Electro-optic metal–insulator–semiconductor–insulator–metal Mach-Zehnder plasmonic modulator

Abstract

The performance of a CMOS-compatible electro-optic Mach-Zehnder plasmonic modulator is investigated using electromagnetic and carrier transport simulations. Each arm of the Mach-Zehnder device comprises a metal–insulator–semiconductor–insulator–metal (MISIM) structure on a buried oxide substrate. Quantum mechanical effects at the oxide/semiconductor interfaces were considered in the calculation of electron density profiles across the structure, in order to determine the refractive index distribution and its dependence on applied bias. This information was used in finite element simulations of the electromagnetic modes within the MISIM structure in order to determine the Mach-Zehnder arm lengths required to achieve destructive interference and the corresponding propagation loss incurred by the device.

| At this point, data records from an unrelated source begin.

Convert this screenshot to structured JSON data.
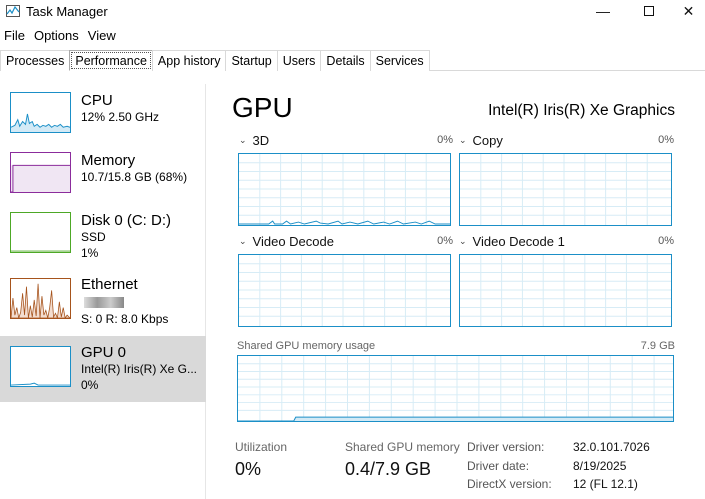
{
  "window": {
    "title": "Task Manager",
    "minimize": "—",
    "close": "✕"
  },
  "menu": [
    "File",
    "Options",
    "View"
  ],
  "tabs": [
    "Processes",
    "Performance",
    "App history",
    "Startup",
    "Users",
    "Details",
    "Services"
  ],
  "active_tab": "Performance",
  "sidebar": [
    {
      "title": "CPU",
      "sub1": "12%  2.50 GHz",
      "color": "#1b8fc7",
      "icon": "cpu-graph"
    },
    {
      "title": "Memory",
      "sub1": "10.7/15.8 GB (68%)",
      "color": "#8b2c9c",
      "icon": "memory-graph"
    },
    {
      "title": "Disk 0 (C: D:)",
      "sub1": "SSD",
      "sub2": "1%",
      "color": "#4da826",
      "icon": "disk-graph"
    },
    {
      "title": "Ethernet",
      "sub2": "S: 0  R: 8.0 Kbps",
      "color": "#a6531c",
      "icon": "ethernet-graph"
    },
    {
      "title": "GPU 0",
      "sub1": "Intel(R) Iris(R) Xe G...",
      "sub2": "0%",
      "color": "#1b8fc7",
      "icon": "gpu-graph"
    }
  ],
  "main": {
    "heading": "GPU",
    "model": "Intel(R) Iris(R) Xe Graphics",
    "engines": [
      {
        "name": "3D",
        "pct": "0%"
      },
      {
        "name": "Copy",
        "pct": "0%"
      },
      {
        "name": "Video Decode",
        "pct": "0%"
      },
      {
        "name": "Video Decode 1",
        "pct": "0%"
      }
    ],
    "shared_memory_label": "Shared GPU memory usage",
    "shared_memory_max": "7.9 GB",
    "stats": {
      "utilization_label": "Utilization",
      "utilization_value": "0%",
      "shared_label": "Shared GPU memory",
      "shared_value": "0.4/7.9 GB"
    },
    "info": [
      {
        "label": "Driver version:",
        "value": "32.0.101.7026"
      },
      {
        "label": "Driver date:",
        "value": "8/19/2025"
      },
      {
        "label": "DirectX version:",
        "value": "12 (FL 12.1)"
      }
    ]
  },
  "colors": {
    "gpu_line": "#1b8fc7",
    "grid": "#d7ecf6",
    "selected_bg": "#d9d9d9"
  }
}
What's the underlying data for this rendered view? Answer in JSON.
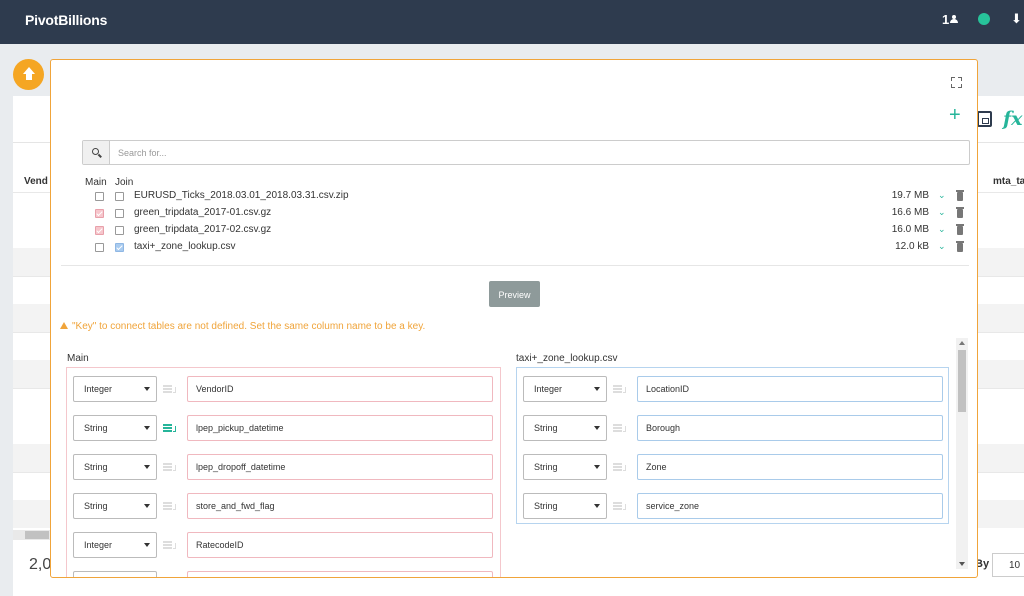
{
  "app": {
    "title": "PivotBillions",
    "user_count": "1"
  },
  "background": {
    "col_left": "Vend",
    "col_right": "mta_ta",
    "count": "2,0",
    "by_label": "By",
    "by_value": "10"
  },
  "modal": {
    "search_placeholder": "Search for...",
    "col_main": "Main",
    "col_join": "Join",
    "files": [
      {
        "name": "EURUSD_Ticks_2018.03.01_2018.03.31.csv.zip",
        "size": "19.7 MB",
        "main": false,
        "join": false
      },
      {
        "name": "green_tripdata_2017-01.csv.gz",
        "size": "16.6 MB",
        "main": true,
        "join": false
      },
      {
        "name": "green_tripdata_2017-02.csv.gz",
        "size": "16.0 MB",
        "main": true,
        "join": false
      },
      {
        "name": "taxi+_zone_lookup.csv",
        "size": "12.0 kB",
        "main": false,
        "join": true
      }
    ],
    "preview_label": "Preview",
    "warning": "\"Key\" to connect tables are not defined. Set the same column name to be a key.",
    "main_panel": {
      "title": "Main",
      "columns": [
        {
          "type": "Integer",
          "name": "VendorID",
          "key": false
        },
        {
          "type": "String",
          "name": "lpep_pickup_datetime",
          "key": true
        },
        {
          "type": "String",
          "name": "lpep_dropoff_datetime",
          "key": false
        },
        {
          "type": "String",
          "name": "store_and_fwd_flag",
          "key": false
        },
        {
          "type": "Integer",
          "name": "RatecodeID",
          "key": false
        }
      ]
    },
    "join_panel": {
      "title": "taxi+_zone_lookup.csv",
      "columns": [
        {
          "type": "Integer",
          "name": "LocationID",
          "key": false
        },
        {
          "type": "String",
          "name": "Borough",
          "key": false
        },
        {
          "type": "String",
          "name": "Zone",
          "key": false
        },
        {
          "type": "String",
          "name": "service_zone",
          "key": false
        }
      ]
    }
  },
  "colors": {
    "accent": "#26b59a",
    "warning": "#f0a43a",
    "topbar": "#2e3b4e",
    "main_border": "#f4c7cc",
    "join_border": "#b6d4ef"
  }
}
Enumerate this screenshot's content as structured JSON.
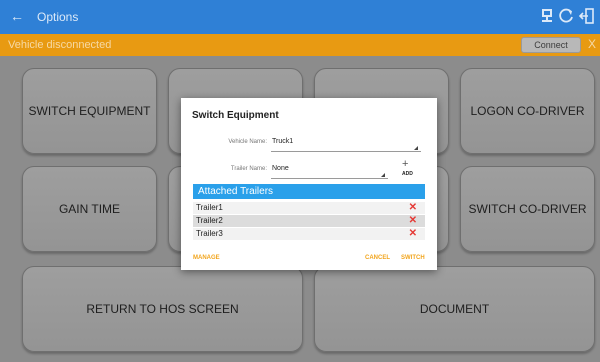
{
  "header": {
    "title": "Options",
    "icons": [
      "back-arrow-icon",
      "device-icon",
      "refresh-icon",
      "logout-icon"
    ]
  },
  "status": {
    "message": "Vehicle disconnected",
    "connect_label": "Connect",
    "close_label": "X"
  },
  "tiles": {
    "switch_equipment": "SWITCH EQUIPMENT",
    "logon_co_driver": "LOGON CO-DRIVER",
    "gain_time": "GAIN TIME",
    "switch_co_driver": "SWITCH CO-DRIVER",
    "return_to_hos": "RETURN TO HOS SCREEN",
    "document": "DOCUMENT"
  },
  "dialog": {
    "title": "Switch Equipment",
    "vehicle_label": "Vehicle Name:",
    "vehicle_value": "Truck1",
    "trailer_label": "Trailer Name:",
    "trailer_value": "None",
    "add_label": "ADD",
    "attached_header": "Attached Trailers",
    "trailers": [
      "Trailer1",
      "Trailer2",
      "Trailer3"
    ],
    "manage_label": "MANAGE",
    "cancel_label": "CANCEL",
    "switch_label": "SWITCH"
  },
  "colors": {
    "appbar": "#2f80d6",
    "statusbar": "#e89a12",
    "accent": "#2aa0ea",
    "action": "#f2a51d",
    "delete": "#e53935"
  }
}
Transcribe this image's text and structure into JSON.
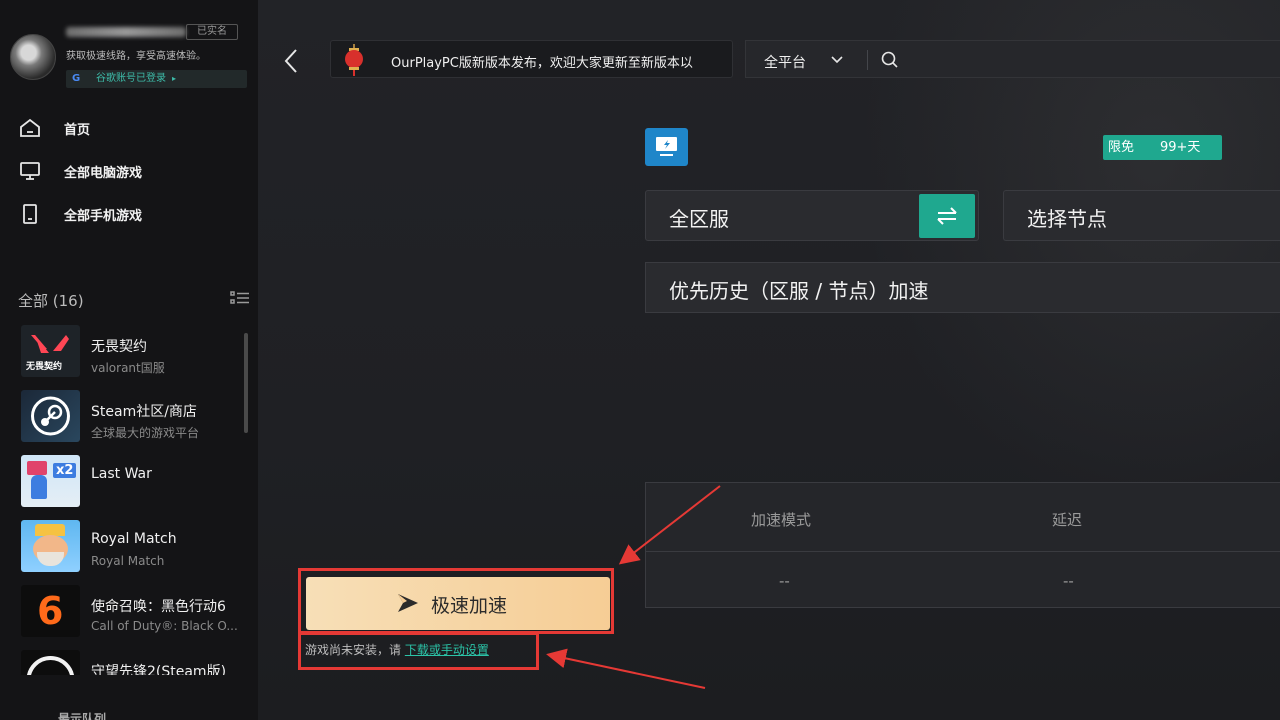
{
  "sidebar": {
    "realname_badge": "已实名",
    "slogan": "获取极速线路，享受高速体验。",
    "google_label": "谷歌账号已登录",
    "google_arrow": "▸",
    "nav": [
      {
        "label": "首页",
        "icon": "home-icon"
      },
      {
        "label": "全部电脑游戏",
        "icon": "desktop-icon"
      },
      {
        "label": "全部手机游戏",
        "icon": "mobile-icon"
      }
    ],
    "all_count": "全部 (16)",
    "games": [
      {
        "title": "无畏契约",
        "subtitle": "valorant国服",
        "thumb_text": "无畏契约"
      },
      {
        "title": "Steam社区/商店",
        "subtitle": "全球最大的游戏平台"
      },
      {
        "title": "Last War",
        "subtitle": "",
        "thumb_text": "x2"
      },
      {
        "title": "Royal Match",
        "subtitle": "Royal Match"
      },
      {
        "title": "使命召唤：黑色行动6",
        "subtitle": "Call of Duty®: Black O...",
        "thumb_text": "6"
      },
      {
        "title": "守望先锋2(Steam版)",
        "subtitle": ""
      }
    ],
    "bottom_label": "最示队列"
  },
  "header": {
    "announcement": "OurPlayPC版新版本发布，欢迎大家更新至新版本以",
    "platform": "全平台"
  },
  "main": {
    "free_label": "限免",
    "free_days": "99+天",
    "region": "全区服",
    "node": "选择节点",
    "priority": "优先历史（区服 / 节点）加速",
    "stats": {
      "mode_header": "加速模式",
      "latency_header": "延迟",
      "mode_value": "--",
      "latency_value": "--"
    },
    "boost_label": "极速加速",
    "install_note": "游戏尚未安装，请 ",
    "install_link": "下载或手动设置"
  },
  "colors": {
    "accent": "#1fa88f",
    "highlight_red": "#e53935",
    "boost_gradient_start": "#f7dfb7",
    "boost_gradient_end": "#f6cd95"
  }
}
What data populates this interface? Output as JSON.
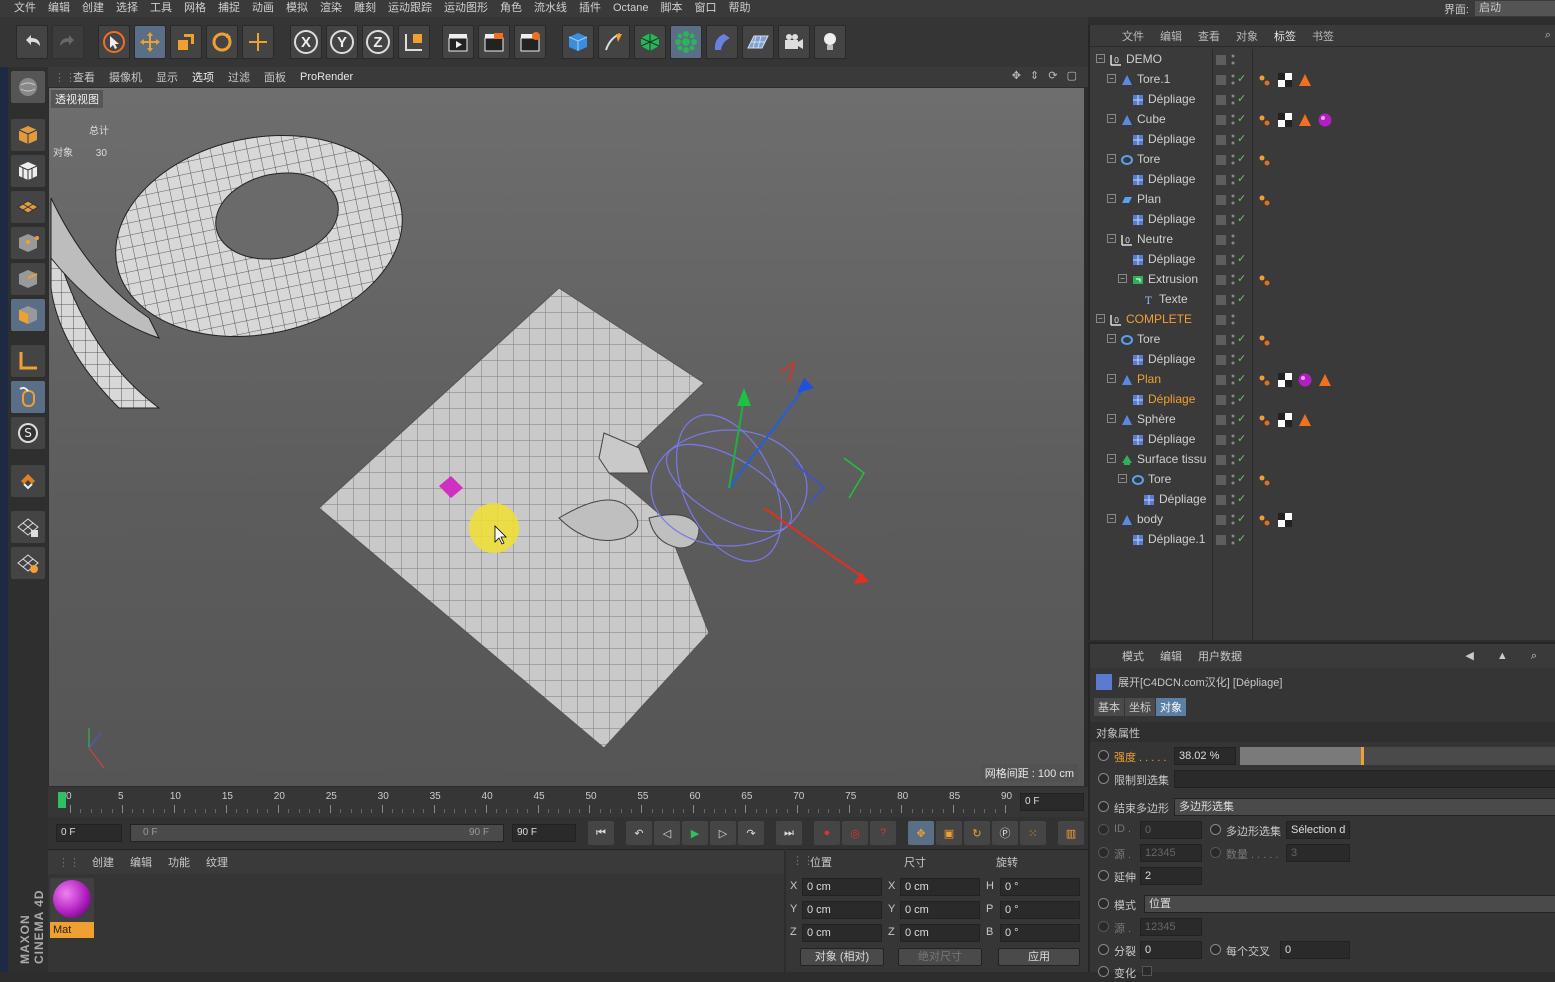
{
  "menubar": {
    "items": [
      "文件",
      "编辑",
      "创建",
      "选择",
      "工具",
      "网格",
      "捕捉",
      "动画",
      "模拟",
      "渲染",
      "雕刻",
      "运动跟踪",
      "运动图形",
      "角色",
      "流水线",
      "插件",
      "Octane",
      "脚本",
      "窗口",
      "帮助"
    ],
    "layout_label": "界面:",
    "layout_value": "启动"
  },
  "toolbar": {
    "axis_x": "X",
    "axis_y": "Y",
    "axis_z": "Z"
  },
  "viewport": {
    "menu": [
      "查看",
      "摄像机",
      "显示",
      "选项",
      "过滤",
      "面板"
    ],
    "prorender": "ProRender",
    "label": "透视视图",
    "stats_total": "总计",
    "stats_objects": "对象",
    "stats_count": "30",
    "grid_distance": "网格间距 : 100 cm"
  },
  "timeline": {
    "ticks": [
      "0",
      "5",
      "10",
      "15",
      "20",
      "25",
      "30",
      "35",
      "40",
      "45",
      "50",
      "55",
      "60",
      "65",
      "70",
      "75",
      "80",
      "85",
      "90"
    ],
    "current_frame": "0 F",
    "start_frame": "0 F",
    "range_start": "0 F",
    "range_end": "90 F",
    "end_frame": "90 F"
  },
  "materials": {
    "menu": [
      "创建",
      "编辑",
      "功能",
      "纹理"
    ],
    "items": [
      {
        "name": "Mat",
        "color": "#b020c0"
      }
    ]
  },
  "coords": {
    "headers": {
      "position": "位置",
      "size": "尺寸",
      "rotation": "旋转"
    },
    "rows": [
      {
        "axis": "X",
        "pos": "0 cm",
        "size_axis": "X",
        "size": "0 cm",
        "rot_axis": "H",
        "rot": "0 °"
      },
      {
        "axis": "Y",
        "pos": "0 cm",
        "size_axis": "Y",
        "size": "0 cm",
        "rot_axis": "P",
        "rot": "0 °"
      },
      {
        "axis": "Z",
        "pos": "0 cm",
        "size_axis": "Z",
        "size": "0 cm",
        "rot_axis": "B",
        "rot": "0 °"
      }
    ],
    "mode_dropdown": "对象 (相对)",
    "size_dropdown": "绝对尺寸",
    "apply_button": "应用"
  },
  "object_manager": {
    "menu": [
      "文件",
      "编辑",
      "查看",
      "对象",
      "标签",
      "书签"
    ],
    "selected_menu": "标签",
    "rows": [
      {
        "name": "DEMO",
        "indent": 0,
        "icon": "null-icon",
        "orange": false,
        "tags": []
      },
      {
        "name": "Tore.1",
        "indent": 1,
        "icon": "polygon-icon",
        "orange": false,
        "tags": [
          "phong-tag-icon",
          "checker-tag-icon",
          "triangle-tag-icon"
        ]
      },
      {
        "name": "Dépliage",
        "indent": 2,
        "icon": "unfold-icon",
        "orange": false,
        "tags": []
      },
      {
        "name": "Cube",
        "indent": 1,
        "icon": "polygon-icon",
        "orange": false,
        "tags": [
          "phong-tag-icon",
          "checker-tag-icon",
          "triangle-tag-icon",
          "material-tag-icon"
        ]
      },
      {
        "name": "Dépliage",
        "indent": 2,
        "icon": "unfold-icon",
        "orange": false,
        "tags": []
      },
      {
        "name": "Tore",
        "indent": 1,
        "icon": "torus-icon",
        "orange": false,
        "tags": [
          "phong-tag-icon"
        ]
      },
      {
        "name": "Dépliage",
        "indent": 2,
        "icon": "unfold-icon",
        "orange": false,
        "tags": []
      },
      {
        "name": "Plan",
        "indent": 1,
        "icon": "plane-icon",
        "orange": false,
        "tags": [
          "phong-tag-icon"
        ]
      },
      {
        "name": "Dépliage",
        "indent": 2,
        "icon": "unfold-icon",
        "orange": false,
        "tags": []
      },
      {
        "name": "Neutre",
        "indent": 1,
        "icon": "null-icon",
        "orange": false,
        "tags": []
      },
      {
        "name": "Dépliage",
        "indent": 2,
        "icon": "unfold-icon",
        "orange": false,
        "tags": []
      },
      {
        "name": "Extrusion",
        "indent": 2,
        "icon": "extrude-icon",
        "orange": false,
        "tags": [
          "phong-tag-icon"
        ]
      },
      {
        "name": "Texte",
        "indent": 3,
        "icon": "text-icon",
        "orange": false,
        "tags": []
      },
      {
        "name": "COMPLETE",
        "indent": 0,
        "icon": "null-icon",
        "orange": true,
        "tags": []
      },
      {
        "name": "Tore",
        "indent": 1,
        "icon": "torus-icon",
        "orange": false,
        "tags": [
          "phong-tag-icon"
        ]
      },
      {
        "name": "Dépliage",
        "indent": 2,
        "icon": "unfold-icon",
        "orange": false,
        "tags": []
      },
      {
        "name": "Plan",
        "indent": 1,
        "icon": "polygon-icon",
        "orange": true,
        "tags": [
          "phong-tag-icon",
          "checker-tag-icon",
          "material-tag-icon",
          "triangle-tag-icon"
        ]
      },
      {
        "name": "Dépliage",
        "indent": 2,
        "icon": "unfold-icon",
        "orange": true,
        "tags": []
      },
      {
        "name": "Sphère",
        "indent": 1,
        "icon": "polygon-icon",
        "orange": false,
        "tags": [
          "phong-tag-icon",
          "checker-tag-icon",
          "triangle-tag-icon"
        ]
      },
      {
        "name": "Dépliage",
        "indent": 2,
        "icon": "unfold-icon",
        "orange": false,
        "tags": []
      },
      {
        "name": "Surface tissu",
        "indent": 1,
        "icon": "cloth-icon",
        "orange": false,
        "tags": []
      },
      {
        "name": "Tore",
        "indent": 2,
        "icon": "torus-icon",
        "orange": false,
        "tags": [
          "phong-tag-icon"
        ]
      },
      {
        "name": "Dépliage",
        "indent": 3,
        "icon": "unfold-icon",
        "orange": false,
        "tags": []
      },
      {
        "name": "body",
        "indent": 1,
        "icon": "polygon-icon",
        "orange": false,
        "tags": [
          "phong-tag-icon",
          "checker-tag-icon"
        ]
      },
      {
        "name": "Dépliage.1",
        "indent": 2,
        "icon": "unfold-icon",
        "orange": false,
        "tags": []
      }
    ]
  },
  "attribute_manager": {
    "menu": [
      "模式",
      "编辑",
      "用户数据"
    ],
    "title": "展开[C4DCN.com汉化] [Dépliage]",
    "tabs": [
      "基本",
      "坐标",
      "对象"
    ],
    "selected_tab": "对象",
    "section": "对象属性",
    "strength_label": "强度 . . . . .",
    "strength_value": "38.02 %",
    "strength_fraction": 0.3802,
    "limit_label": "限制到选集",
    "end_poly_label": "结束多边形",
    "end_poly_value": "多边形选集",
    "id_label": "ID .",
    "id_value": "0",
    "poly_sel_label": "多边形选集",
    "poly_sel_value": "Sélection d",
    "source_label": "源 .",
    "source_value": "12345",
    "count_label": "数量 . . . . .",
    "count_value": "3",
    "extend_label": "延伸",
    "extend_value": "2",
    "mode_label": "模式",
    "mode_value": "位置",
    "source2_label": "源 .",
    "source2_value": "12345",
    "split_label": "分裂",
    "split_value": "0",
    "each_cross_label": "每个交叉",
    "each_cross_value": "0",
    "change_label": "变化"
  },
  "brand": "MAXON CINEMA 4D"
}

Both inversion and accumulation mode devices were investigated, and the layer thicknesses and height were adjusted to optimise the device performance. A device loss of <8dB is predicted for a MISIM structure with a 25nm thick silicon layer, for which the device length is <3μm, and <5dB loss is predicted for the limiting case of a 5nm thick silicon layer in a 1.2μm long device: in both cases, the maximum operating voltage is 7.5V.